The other major business-oriented improvements to Edge center around synchronization, an important component of any browser when users have multiple devices and want to keep everything lined up.

According to Pflug, installed extensions – also called add-ons – now sync in Edge; they remained disabled in Computerworld‘s copies, however. Administrators also now have access to a policy – SyncTypesListDisabled – for managing which data types can be synced, letting them, say, block password sync but allow collections, extensions and bookmarks to synchronize. (Microsoft’s description of the policy notes that it required Edge 83 or later; Edge’s stable build is currently on version 81.)
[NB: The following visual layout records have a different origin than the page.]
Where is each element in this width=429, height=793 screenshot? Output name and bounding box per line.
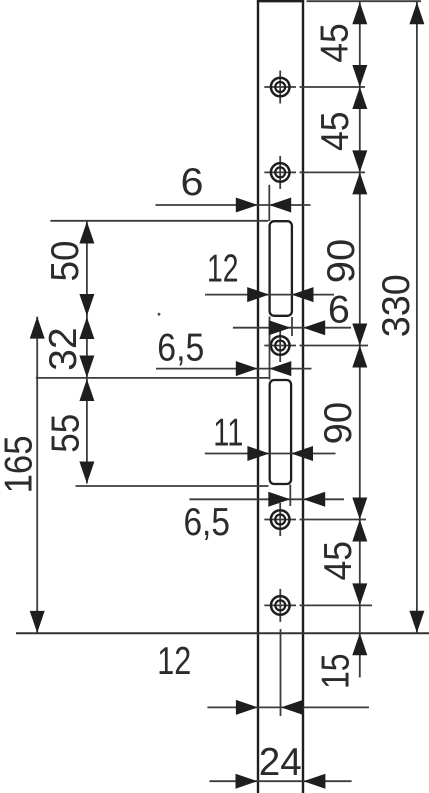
svg-text:12: 12 — [207, 248, 239, 291]
svg-text:90: 90 — [320, 239, 363, 284]
svg-text:24: 24 — [259, 741, 302, 784]
svg-text:6: 6 — [328, 288, 350, 331]
svg-text:6,5: 6,5 — [157, 326, 204, 369]
svg-text:50: 50 — [44, 241, 87, 282]
svg-text:32: 32 — [42, 327, 85, 371]
svg-text:6: 6 — [181, 161, 204, 204]
svg-text:330: 330 — [375, 274, 418, 337]
svg-text:15: 15 — [315, 653, 358, 689]
svg-text:90: 90 — [317, 402, 360, 445]
svg-text:45: 45 — [314, 23, 357, 63]
svg-text:45: 45 — [317, 541, 360, 581]
svg-text:6,5: 6,5 — [183, 501, 230, 544]
svg-text:11: 11 — [213, 412, 243, 455]
svg-text:165: 165 — [0, 435, 41, 493]
svg-text:55: 55 — [44, 414, 87, 453]
svg-text:12: 12 — [157, 640, 191, 683]
svg-text:45: 45 — [314, 111, 357, 151]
Edge will also feature enhancements to its handling of multiple profiles, particularly those dedicated to work by virtue of company credentials and generic personal profiles, usually linked to a Microsoft Account for log-in.

Notably, the browser will boast Automatic Profile Switching, which will detect work-related links – for example, an intranet site or a line-of-business web app – and then if necessary switch from the personal profile then in use to the work profile, without requiring another sign-in session.

This automatic switcheroo is to go public in Edge 83; Microsoft has not yet announced a release date for that version. (Note: Google just issued Chrome 83 on May 19; Microsoft has generally followed Chrome upgrades with its own for Edge within two or three days.)